On Sep 1, 7:07*pm, (Doug Miller) wrote:
> In article >, jestar > wrote:
>
> >I am trying to make a 0.0667N NAOH solution for titration to find TA.
> >I have .2N NAOH solution for going the phenolpthalein route but don't
> >like using that technique because of inaccuracy. *I want to use pH
> >meter to find end point. *I *know the grams/liter of NAOH needed to
> >make the solution but would have to buy the NAOH from chem supply.
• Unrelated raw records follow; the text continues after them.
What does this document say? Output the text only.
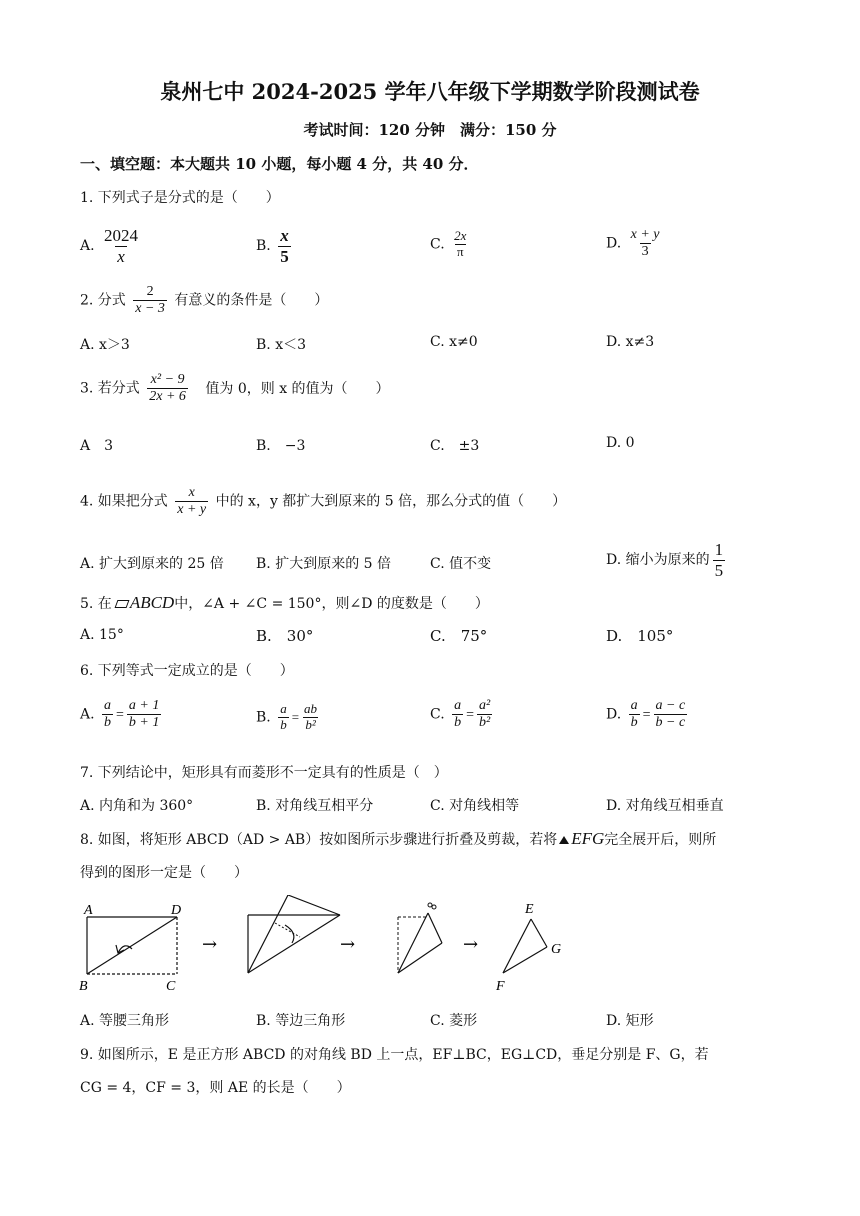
泉州七中 2024-2025 学年八年级下学期数学阶段测试卷
考试时间：120 分钟　满分：150 分
一、填空题：本大题共 10 小题，每小题 4 分，共 40 分．
1. 下列式子是分式的是（　　）
A. $\frac{2024}{x}$	B. $\frac{x}{5}$	C. $\frac{2x}{\pi}$	D. $\frac{x + y}{3}$
2. 分式 $\frac{2}{x - 3}$ 有意义的条件是（　　）
A. x＞3	B. x＜3	C. x≠0	D. x≠3
3. 若分式 $\frac{\text{x² − 9}}{2x + 6}$ 值为 0，则 x 的值为（　　）
A　3	B.　−3	C.　±3	D. 0
4. 如果把分式 $\frac{x}{x + y}$ 中的 x，y 都扩大到原来的 5 倍，那么分式的值（　　）
A. 扩大到原来的 25 倍 B. 扩大到原来的 5 倍	C. 值不变	D. 缩小为原来的 $\frac{1}{5}$
5. 在 ABCD中，∠A + ∠C = 150°，则∠D 的度数是（　　）
A. 15°	B.　30°	C.　75°	D.　105°
6. 下列等式一定成立的是（　　）
A. $\frac{a}{b} = \frac{a + 1}{b + 1}$	B. $\frac{a}{b} = \frac{ab}{\text{b²}}$	C. $\frac{a}{b} = \frac{\text{a²}}{\text{b²}}$	D. $\frac{a}{b} = \frac{a - c}{b - c}$
7. 下列结论中，矩形具有而菱形不一定具有的性质是（　）
A. 内角和为 360°	B. 对角线互相平分	C. 对角线相等	D. 对角线互相垂直
8. 如图，将矩形 ABCD（AD > AB）按如图所示步骤进行折叠及剪裁，若将 EFG完全展开后，则所
得到的图形一定是（　　）
A	D
B	C
→	→	→
E
G
F
A. 等腰三角形	B. 等边三角形	C. 菱形	D. 矩形
9. 如图所示，E 是正方形 ABCD 的对角线 BD 上一点，EF⊥BC，EG⊥CD，垂足分别是 F、G，若
CG = 4，CF = 3，则 AE 的长是（　　）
> >One supplier wanted $23.50 for 200 grams of lab quality NAOH and on
> >top of that wanted $37.50 to ship it! *Forget that! *All I want to
> >know is how many milliliters of distilled/deionized water I need to
> >add to the .2N NAOH solution to make it a 0.0667N NAOH solution.
> >Anyone?
>
> The volume of water you need to add depends on the volume of solution you have
> to start with, or, alternatively, the volume of solution you want to end up
> with.
>
> Easiest to do it as a simple ratio calculation. The solution you have now is
> (0.2 / 0.0667) = 3 times as strong as you need, so you need to dilute it to
> one-third of its present strength -- which means that you add *two* parts
> water to one part solution.

That's way too easy. Can't you misplace a decimal point or two? I
have to confess that I didn't even do the simple math. I knew that 41
g/l was a 1N solution of NaOH and 2.73 g/l was a 0.0667 solution but
the numbers did not obviously appear to me to be a simple ratio. I
slapped myself on the head. I won't be so lazy next time. Especially
with decimal points and SO2.